その曲は「トワ・エ・モワ」の「誰もいない海」だったが、この歌詞について印象に残っていることがあるので紹介をしよう。
昔の名曲として知られる「水色のワルツ」を作曲されたのは「高木東六さん」だったが、ある音楽番組の中で「高木さん」が「誰もいない海」の歌詞について賛辞の言葉で解説。その内容が「死んでしまいたい」というような歌詞が多いのが歌謡曲だが、この曲の歌詞は「死にはしないわ」とあるのが凄くて素晴らしいというものだった。
若い時代によく耳にしたフォーク調の曲だったが、私の引き語りのレパートリーの中の1曲だった。
引き語りが出て来たところで私が大好きだったのは「越路吹雪さん」の歌だった。彼女にはレジェンドとなっている話があるので触れておこう。

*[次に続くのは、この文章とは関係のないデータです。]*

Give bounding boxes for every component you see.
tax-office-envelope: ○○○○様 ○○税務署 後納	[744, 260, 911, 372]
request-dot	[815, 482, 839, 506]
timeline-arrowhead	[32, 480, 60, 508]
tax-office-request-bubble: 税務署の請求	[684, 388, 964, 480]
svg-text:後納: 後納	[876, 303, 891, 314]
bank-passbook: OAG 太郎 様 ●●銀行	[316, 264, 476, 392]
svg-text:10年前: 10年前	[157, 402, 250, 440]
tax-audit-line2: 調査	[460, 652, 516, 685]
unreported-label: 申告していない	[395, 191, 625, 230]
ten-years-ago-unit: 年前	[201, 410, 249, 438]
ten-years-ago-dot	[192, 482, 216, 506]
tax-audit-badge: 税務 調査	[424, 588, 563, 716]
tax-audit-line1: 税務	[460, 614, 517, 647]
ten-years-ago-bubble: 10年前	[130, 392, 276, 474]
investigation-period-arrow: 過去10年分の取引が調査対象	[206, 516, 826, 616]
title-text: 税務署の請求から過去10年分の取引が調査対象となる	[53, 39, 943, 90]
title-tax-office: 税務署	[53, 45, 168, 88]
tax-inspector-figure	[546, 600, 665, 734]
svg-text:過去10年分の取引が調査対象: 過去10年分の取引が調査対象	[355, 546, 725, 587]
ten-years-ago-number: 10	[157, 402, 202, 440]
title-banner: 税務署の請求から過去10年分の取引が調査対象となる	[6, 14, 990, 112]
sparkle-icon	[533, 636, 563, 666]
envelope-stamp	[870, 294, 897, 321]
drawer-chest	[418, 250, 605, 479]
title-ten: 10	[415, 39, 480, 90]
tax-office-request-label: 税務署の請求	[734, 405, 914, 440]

東京駅の丸の内側から皇居の方に向かうと、突き当りの右手にパレスホテルがある。所在地の住所が丸の内1-1-1なのでびっくりだが、「越路吹雪さん」が全盛時代、このホテルでクリスマスに企画開催されるディナーショーが大人気だった。ショーが終わると次年度のチケットが売り切れたというのだから往年の「松田聖子さん」以上のレベルだったと言えるだろう。

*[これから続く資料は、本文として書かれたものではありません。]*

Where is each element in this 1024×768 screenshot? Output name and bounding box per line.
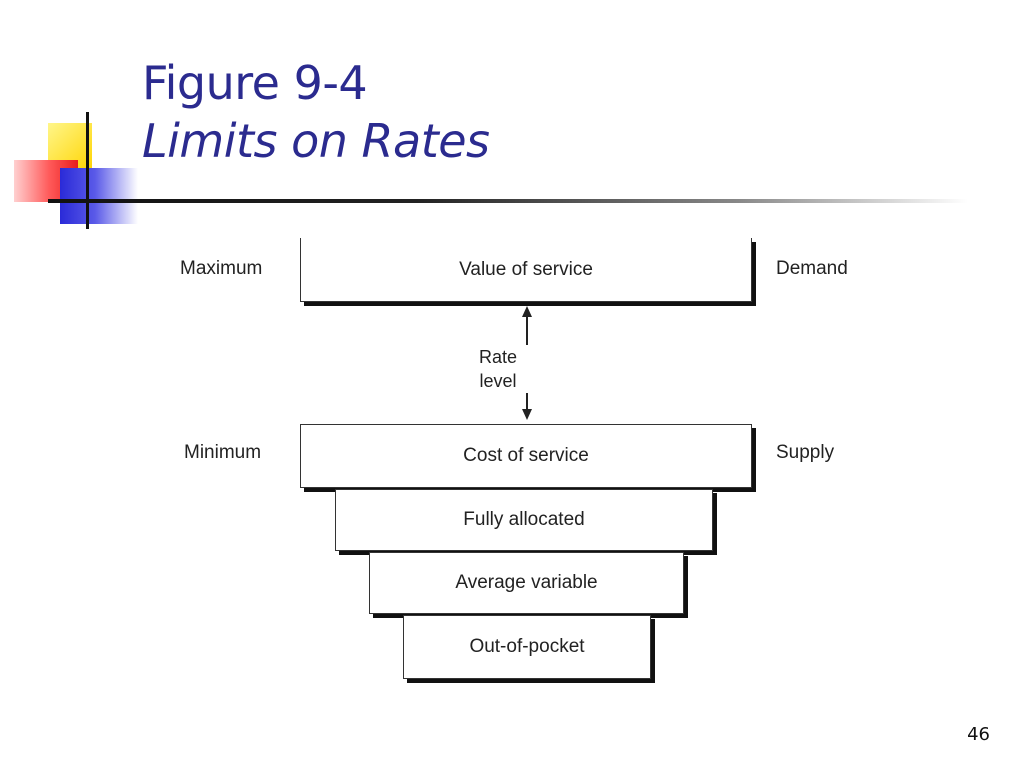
- cost-of-service-box: Cost of service: [300, 424, 752, 488]
- rate-label-line2: level: [479, 371, 517, 391]
- title-subtitle: Limits on Rates: [142, 114, 490, 168]
- value-of-service-box: Value of service: [300, 238, 752, 302]
- title-figure-number: Figure 9-4: [142, 56, 368, 110]
- blue-square-decoration: [60, 168, 138, 224]
- title-underline: [48, 199, 968, 203]
- supply-label: Supply: [776, 442, 835, 463]
- maximum-label: Maximum: [180, 258, 263, 279]
- vertical-rule-decoration: [86, 112, 89, 229]
- page-number: 46: [967, 724, 990, 745]
- minimum-label: Minimum: [184, 442, 262, 463]
- fully-allocated-box: Fully allocated: [335, 489, 713, 551]
- slide-title: Figure 9-4 Limits on Rates: [142, 54, 490, 170]
- rate-level-label: Rate level: [468, 345, 528, 393]
- rate-label-line1: Rate: [478, 347, 518, 367]
- demand-label: Demand: [776, 258, 848, 279]
- out-of-pocket-box: Out-of-pocket: [403, 615, 651, 679]
- average-variable-box: Average variable: [369, 552, 684, 614]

どんな事情があったのかは知らないが、彼女はクリスマスに関しては絶対にパレスホテル以外のスケジュールは入れなかったそうである。
「越路吹雪さん」の大ファンだったという方の葬儀を担当したことがある。奥様が「これを流してください」と故人がお好きだったCDをご持参、選曲は私に任せていただくことになったのだが、そのCDは私も持っていたので全曲を知っており、参列者が最もご存じだろうと思う曲を流した。

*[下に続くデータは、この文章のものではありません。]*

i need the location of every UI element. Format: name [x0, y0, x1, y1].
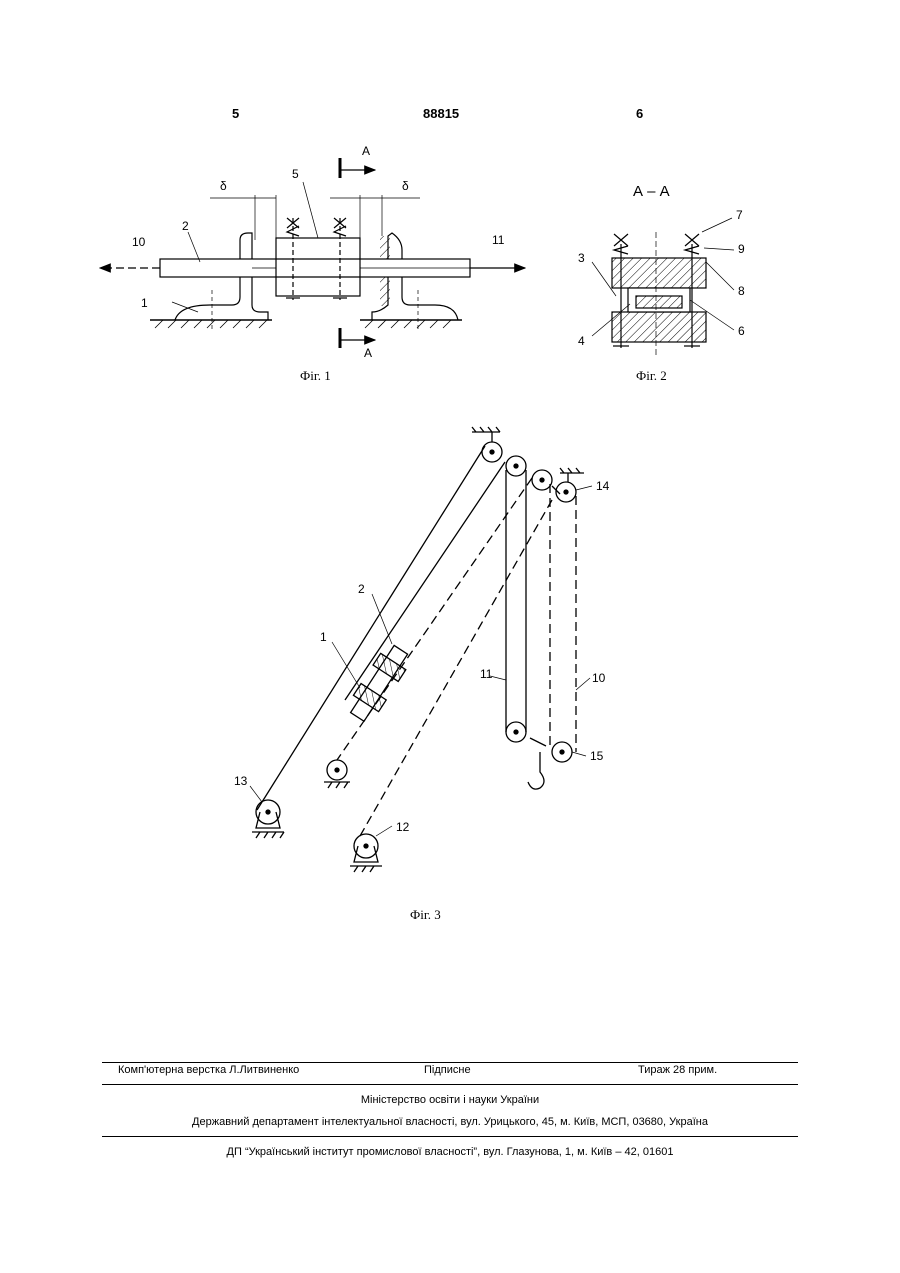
figure-2: [592, 218, 734, 356]
fig1-section-mark-bottom: А: [364, 346, 372, 360]
footer-rule-top: [102, 1062, 798, 1063]
footer-layout: Комп'ютерна верстка Л.Литвиненко: [118, 1064, 299, 1076]
fig1-label-5: 5: [292, 167, 299, 181]
fig1-label-1: 1: [141, 296, 148, 310]
footer-rule-bottom: [102, 1136, 798, 1137]
fig1-label-2: 2: [182, 219, 189, 233]
fig3-label-1: 1: [320, 630, 327, 644]
footer-rule-middle: [102, 1084, 798, 1085]
fig2-label-7: 7: [736, 208, 743, 222]
fig3-label-11: 11: [480, 667, 493, 681]
fig2-label-4: 4: [578, 334, 585, 348]
fig1-caption: Фіг. 1: [300, 368, 331, 384]
fig3-label-12: 12: [396, 820, 410, 834]
fig3-label-13: 13: [234, 774, 248, 788]
fig3-caption: Фіг. 3: [410, 907, 441, 923]
fig3-label-10: 10: [592, 671, 606, 685]
fig2-caption: Фіг. 2: [636, 368, 667, 384]
footer-ministry: Міністерство освіти і науки України: [0, 1094, 900, 1106]
footer-circulation: Тираж 28 прим.: [638, 1064, 717, 1076]
fig1-delta-left: δ: [220, 179, 227, 193]
fig2-label-3: 3: [578, 251, 585, 265]
fig2-label-6: 6: [738, 324, 745, 338]
figure-3-labels: 2 1 11 10 14 15 12 13: [234, 479, 610, 834]
fig3-label-14: 14: [596, 479, 610, 493]
fig2-section-title: А – А: [633, 183, 670, 200]
fig1-label-11: 11: [492, 233, 505, 247]
footer-signed: Підписне: [424, 1064, 471, 1076]
fig1-delta-right: δ: [402, 179, 409, 193]
fig2-label-8: 8: [738, 284, 745, 298]
footer-institute: ДП “Український інститут промислової вла…: [0, 1146, 900, 1158]
figure-3: [250, 427, 592, 872]
fig3-label-2: 2: [358, 582, 365, 596]
fig2-label-9: 9: [738, 242, 745, 256]
fig3-label-15: 15: [590, 749, 604, 763]
fig1-label-10: 10: [132, 235, 146, 249]
footer-department: Державний департамент інтелектуальної вл…: [0, 1116, 900, 1128]
fig1-section-mark-top: А: [362, 144, 370, 158]
figure-1: [100, 158, 525, 348]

ご生前の愛唱されていた曲の入ったCDを持ち込まれるケースが増えたが、著作権に関して契約をしているから使用が出来るもので、対応していない葬儀式場ではどうしているのだろうかと心配する。
今日は友人からプびっくりするレゼントがあった。まるで「水戸黄門」が手にしている杖で、山で切って来たという布袋竹を細工して漆塗りまでしてくれており、こんなタイプの杖の方が前かがみにならないので姿勢をよくすると言われたが、上部に名前まで入っていたので恐縮した。
今日の写真は、そんな杖を撮影してみた。